Uttanasana – Standing Forward Fold:
This is a mild inversion pose that intends to gently stretch the hamstrings. It may help ease stress and combat osteoporosis. Stand upright with your feet hip-distance apart. Take few deep breaths in this position and begin to fold forward until your forehead is facing your legs. Don’t bend your knees as you fold. If you can’t touch the floor, you can support yourself with yoga blocks.
Adho Mukha Svanasana – Downward Facing Dog:
This pose is beneficial for strengthening the shoulder muscles, calves, hamstrings, and more. Downward dog has been known to improve circulation and combat menopausal distress. Begin on your hands and knees in a tabletop position. Raise your knees up and sink back into your heels as best you can to establish an inverted “V” position. You can always bend your knees slightly if it becomes too difficult.
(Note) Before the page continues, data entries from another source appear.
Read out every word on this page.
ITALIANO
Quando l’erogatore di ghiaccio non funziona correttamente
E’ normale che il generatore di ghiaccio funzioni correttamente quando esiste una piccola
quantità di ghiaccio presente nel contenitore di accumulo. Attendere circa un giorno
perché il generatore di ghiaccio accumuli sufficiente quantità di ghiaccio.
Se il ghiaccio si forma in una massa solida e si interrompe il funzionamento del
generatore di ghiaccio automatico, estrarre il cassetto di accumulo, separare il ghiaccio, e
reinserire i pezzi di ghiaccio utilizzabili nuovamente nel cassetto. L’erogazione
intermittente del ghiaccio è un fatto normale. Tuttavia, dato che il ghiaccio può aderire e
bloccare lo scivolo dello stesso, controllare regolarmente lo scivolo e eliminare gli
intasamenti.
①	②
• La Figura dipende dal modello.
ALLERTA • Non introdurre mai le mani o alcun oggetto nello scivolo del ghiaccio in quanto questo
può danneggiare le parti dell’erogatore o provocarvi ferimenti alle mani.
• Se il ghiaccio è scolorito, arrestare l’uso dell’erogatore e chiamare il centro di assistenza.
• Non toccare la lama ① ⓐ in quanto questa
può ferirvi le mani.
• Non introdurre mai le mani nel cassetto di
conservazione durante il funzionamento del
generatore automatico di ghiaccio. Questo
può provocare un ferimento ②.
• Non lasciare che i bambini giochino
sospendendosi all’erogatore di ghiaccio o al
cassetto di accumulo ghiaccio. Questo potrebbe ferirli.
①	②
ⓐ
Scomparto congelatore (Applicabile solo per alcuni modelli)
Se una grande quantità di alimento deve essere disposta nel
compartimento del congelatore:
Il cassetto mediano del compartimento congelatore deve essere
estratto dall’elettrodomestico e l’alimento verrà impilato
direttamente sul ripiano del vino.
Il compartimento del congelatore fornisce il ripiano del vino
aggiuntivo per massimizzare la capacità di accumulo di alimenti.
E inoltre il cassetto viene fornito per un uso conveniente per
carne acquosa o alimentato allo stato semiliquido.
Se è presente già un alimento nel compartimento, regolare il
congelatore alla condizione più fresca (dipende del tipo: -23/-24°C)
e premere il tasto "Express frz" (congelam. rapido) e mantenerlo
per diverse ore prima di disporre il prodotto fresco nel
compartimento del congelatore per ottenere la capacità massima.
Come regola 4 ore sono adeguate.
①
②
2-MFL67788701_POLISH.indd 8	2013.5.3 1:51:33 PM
Virabhadrasana – Warrior 1 Pose:
Strengthen your legs while simultaneously opening up the hips by engaging in Warrior 1 pose. Tight hips can lead to back pain, so create mobility in the hips and legs via this pose. From Downward Dog, bring your right knee into your chest and place your right food between your hands. Plant your left foot on the ground and turn it outward at a 45-degree angle. Slowly rise up, keeping the right leg bent, the left leg straight, and your hips facing forward. Extend your hands over your head and sink into the stretch. Repeat on the other leg.
Parsva Balasana – Bird Dog Pose:
This pose is beneficial for abdominal, back, and hamstring support. Keeping the spine as healthy as possible is integral as we age, and Bird Dog pose can assist with this. Begin in a tabletop position with your hands on the ground beneath your shoulders and knees directly beneath your hips. Extend your right arm out in front of you while extending and lifting the left leg backwards. Engage your core to maintain your center of balance. Repeat on the other side.
Baddha Konasana – Bound Angle Pose:
This pose works to target the lower back and hips, two common areas of pain for menopausal women. The goal is to open the hips in this pose, but it can take time so be patient. Sit down on your buttocks with your knees out to the sides and the soles of your feet touching near your groin. Make sure to sit tall and allow your knees to drop closer to the floor.
Bhujangasana – Cobra Pose:
Give your back muscles a good stretch by practicing Cobra pose. Make sure to relax your shoulders in this pose and keep the tops your feet on the mat, being careful not to roll them out to the sides. Begin on the ground on your stomach and place your hands on the mat by your chest. Place the tops of your feet on the mat and push up until your arms are straight. If this is too difficult, you can modify the pose by keeping your forearms on the ground with your elbows near your chest. This still helps to strengthen and lengthen the back.